Untitled 6

October 30, 2011

This Singlish love poem was composed and read on the spot in response to a challenge issued during a closing debate at Singapore Writers Festival 2011.

Ah Lian, you damn jude
I see you I choot choot choot
I see you I lau nua
Don’t make my heart phua
Don’t make me kua kua
Don’t make it all sua.

Gwee Li Sui

This simple poem masks complexity. The speaker is an Ah Beng who is professing his love to a stunning, or “jude”, Ah Lian. After the first line establishes this fact, all subsequent lines record the involuntary responses of self he faces. The Ah Beng needs to “choot choot choot”, or wolf-whistle, and “lau nua”, or salivate. “Choot choot choot” is onomatopoeic and suggests a repetitive automatic animal reaction.

However, the argument quickly crosses over to a realisation of what must then be negatively beyond control. There is a chance that the Ah Beng’s heart may “phua”, or break; he may go “kua kua”, be disappointed on a grand comic scale, causing the romance to “sua”, disintegrate. As opposed to the earlier bodily responses, deeper emotional change is now shown through the manly Ah Beng’s fear of getting hurt.

All these latter lines end with open vowel sounds, precisely highlighting vulnerability. The Singlish words themselves denote fragility and transience. There is an excess of one line as compared to the earlier cluster, pointing to the overflow and irrepressibility of emotions. The rhyme also hinges on a false intonation for “kua kua”, which, in making it more flat, adds to the anxiety of being let down, even emasculated.

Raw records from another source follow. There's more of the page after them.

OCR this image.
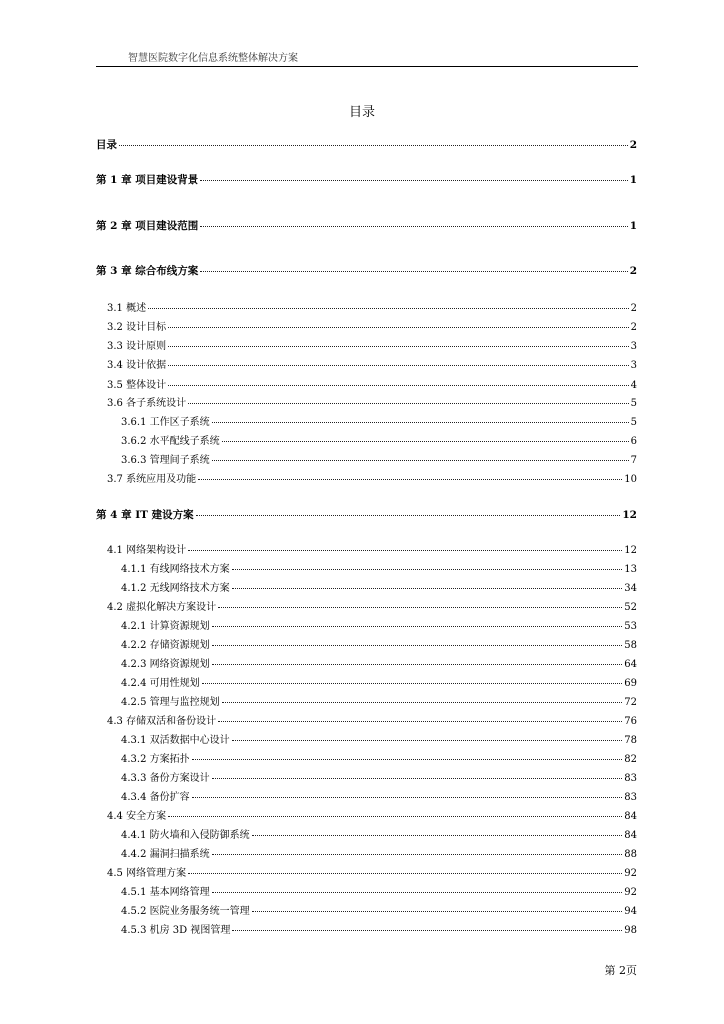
智慧医院数字化信息系统整体解决方案
目录
目录	2
第 1 章 项目建设背景	1
第 2 章 项目建设范围	1
第 3 章 综合布线方案	2
3.1 概述	2
3.2 设计目标	2
3.3 设计原则	3
3.4 设计依据	3
3.5 整体设计	4
3.6 各子系统设计	5
3.6.1 工作区子系统	5
3.6.2 水平配线子系统	6
3.6.3 管理间子系统	7
3.7 系统应用及功能	10
第 4 章 IT 建设方案	12
4.1 网络架构设计	12
4.1.1 有线网络技术方案	13
4.1.2 无线网络技术方案	34
4.2 虚拟化解决方案设计	52
4.2.1 计算资源规划	53
4.2.2 存储资源规划	58
4.2.3 网络资源规划	64
4.2.4 可用性规划	69
4.2.5 管理与监控规划	72
4.3 存储双活和备份设计	76
4.3.1 双活数据中心设计	78
4.3.2 方案拓扑	82
4.3.3 备份方案设计	83
4.3.4 备份扩容	83
4.4 安全方案	84
4.4.1 防火墙和入侵防御系统	84
4.4.2 漏洞扫描系统	88
4.5 网络管理方案	92
4.5.1 基本网络管理	92
4.5.2 医院业务服务统一管理	94
4.5.3 机房 3D 视图管理	98
第 2页
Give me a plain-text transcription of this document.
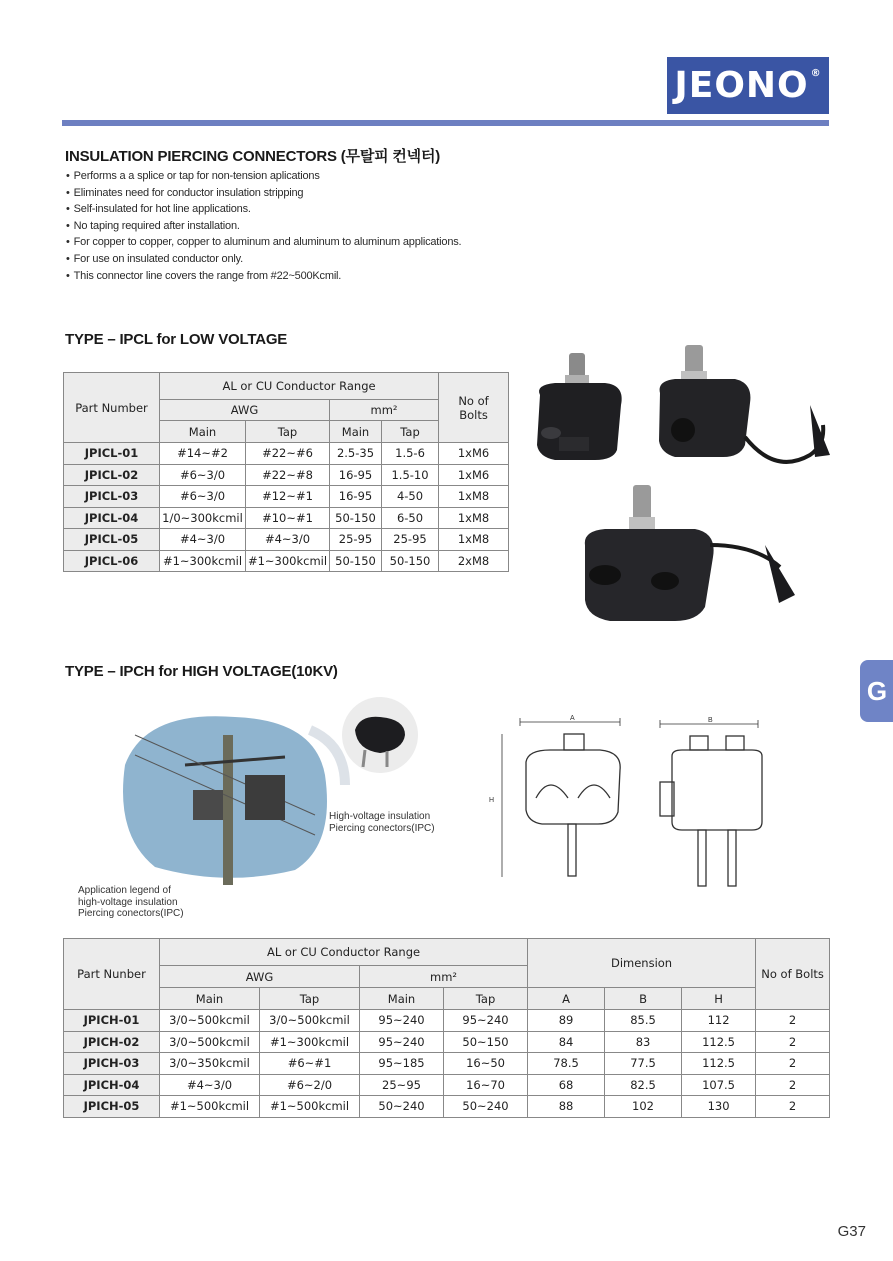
JEONO®
INSULATION PIERCING CONNECTORS (무탈피 컨넥터)
• Performs a a splice or tap for non-tension aplications
• Eliminates need for conductor insulation stripping
• Self-insulated for hot line applications.
• No taping required after installation.
• For copper to copper, copper to aluminum and aluminum to aluminum applications.
• For use on insulated conductor only.
• This connector line covers the range from #22~500Kcmil.
TYPE – IPCL for LOW VOLTAGE
Part Number	AL or CU Conductor Range				No of Bolts
	AWG		mm²		
	Main	Tap	Main	Tap	
JPICL-01	#14~#2	#22~#6	2.5-35	1.5-6	1xM6
JPICL-02	#6~3/0	#22~#8	16-95	1.5-10	1xM6
JPICL-03	#6~3/0	#12~#1	16-95	4-50	1xM8
JPICL-04	1/0~300kcmil	#10~#1	50-150	6-50	1xM8
JPICL-05	#4~3/0	#4~3/0	25-95	25-95	1xM8
JPICL-06	#1~300kcmil	#1~300kcmil	50-150	50-150	2xM8
TYPE – IPCH for HIGH VOLTAGE(10KV)
High-voltage insulation
Piercing conectors(IPC)
Application legend of
high-voltage insulation
Piercing conectors(IPC)
A	B
H
Part Nunber	AL or CU Conductor Range				Dimension			No of Bolts
	AWG		mm²					
	Main	Tap	Main	Tap	A	B	H	
JPICH-01	3/0~500kcmil	3/0~500kcmil	95~240	95~240	89	85.5	112	2
JPICH-02	3/0~500kcmil	#1~300kcmil	95~240	50~150	84	83	112.5	2
JPICH-03	3/0~350kcmil	#6~#1	95~185	16~50	78.5	77.5	112.5	2
JPICH-04	#4~3/0	#6~2/0	25~95	16~70	68	82.5	107.5	2
JPICH-05	#1~500kcmil	#1~500kcmil	50~240	50~240	88	102	130	2
G
G37
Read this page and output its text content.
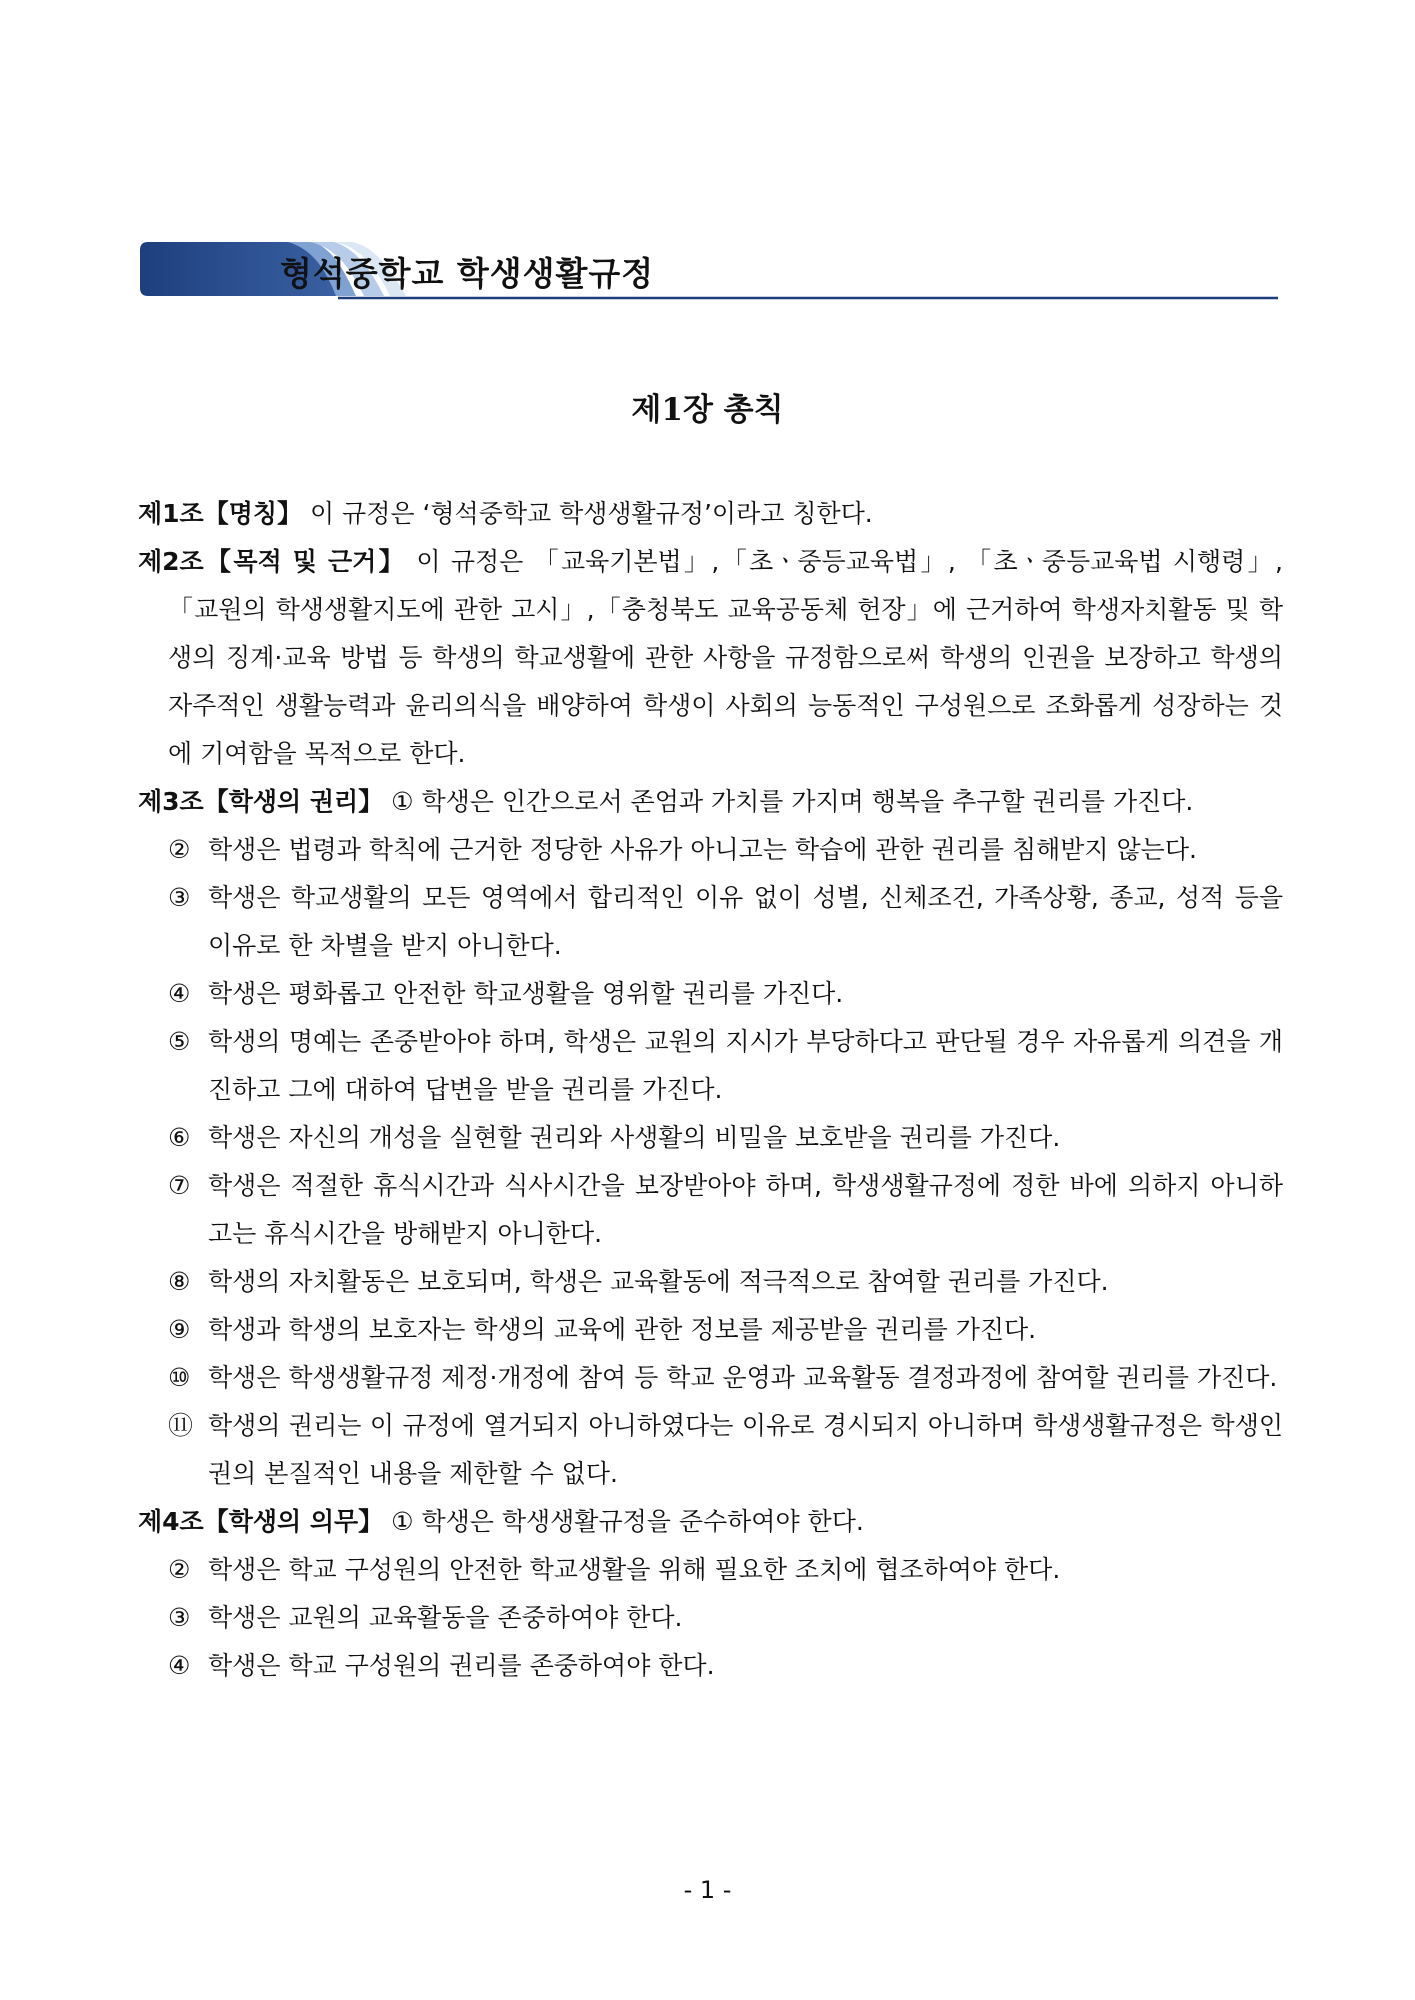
형석중학교 학생생활규정
제1장 총칙

제1조【명칭】 이 규정은 ‘형석중학교 학생생활규정’이라고 칭한다.

제2조【목적 및 근거】 이 규정은 「교육기본법」,「초ㆍ중등교육법」, 「초ㆍ중등교육법 시행령」, 「교원의 학생생활지도에 관한 고시」,「충청북도 교육공동체 헌장」에 근거하여 학생자치활동 및 학생의 징계·교육 방법 등 학생의 학교생활에 관한 사항을 규정함으로써 학생의 인권을 보장하고 학생의 자주적인 생활능력과 윤리의식을 배양하여 학생이 사회의 능동적인 구성원으로 조화롭게 성장하는 것에 기여함을 목적으로 한다.

제3조【학생의 권리】 ① 학생은 인간으로서 존엄과 가치를 가지며 행복을 추구할 권리를 가진다.

② 학생은 법령과 학칙에 근거한 정당한 사유가 아니고는 학습에 관한 권리를 침해받지 않는다.

③ 학생은 학교생활의 모든 영역에서 합리적인 이유 없이 성별, 신체조건, 가족상황, 종교, 성적 등을 이유로 한 차별을 받지 아니한다.

④ 학생은 평화롭고 안전한 학교생활을 영위할 권리를 가진다.

⑤ 학생의 명예는 존중받아야 하며, 학생은 교원의 지시가 부당하다고 판단될 경우 자유롭게 의견을 개진하고 그에 대하여 답변을 받을 권리를 가진다.

⑥ 학생은 자신의 개성을 실현할 권리와 사생활의 비밀을 보호받을 권리를 가진다.

⑦ 학생은 적절한 휴식시간과 식사시간을 보장받아야 하며, 학생생활규정에 정한 바에 의하지 아니하고는 휴식시간을 방해받지 아니한다.

⑧ 학생의 자치활동은 보호되며, 학생은 교육활동에 적극적으로 참여할 권리를 가진다.

⑨ 학생과 학생의 보호자는 학생의 교육에 관한 정보를 제공받을 권리를 가진다.

⑩ 학생은 학생생활규정 제정·개정에 참여 등 학교 운영과 교육활동 결정과정에 참여할 권리를 가진다.

⑪ 학생의 권리는 이 규정에 열거되지 아니하였다는 이유로 경시되지 아니하며 학생생활규정은 학생인권의 본질적인 내용을 제한할 수 없다.

제4조【학생의 의무】 ① 학생은 학생생활규정을 준수하여야 한다.

② 학생은 학교 구성원의 안전한 학교생활을 위해 필요한 조치에 협조하여야 한다.

③ 학생은 교원의 교육활동을 존중하여야 한다.

④ 학생은 학교 구성원의 권리를 존중하여야 한다.

- 1 -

3 Responses to “Untitled 6”

  1. Trebuchet Says:

    Haha… yes, we can now establish Singlish as a platform for high culture. The renegade creole returns home to recolonise the space formerly claimed by colonial hegemonists.

  2. Gweek Says:

    Err… what talk you?

  3. slotusch Says:

    tank yoot hor! dis poem is for we all ah lians!
    … but er… wat means ‘false intonation kua kua’? izzit the tone like ah kua?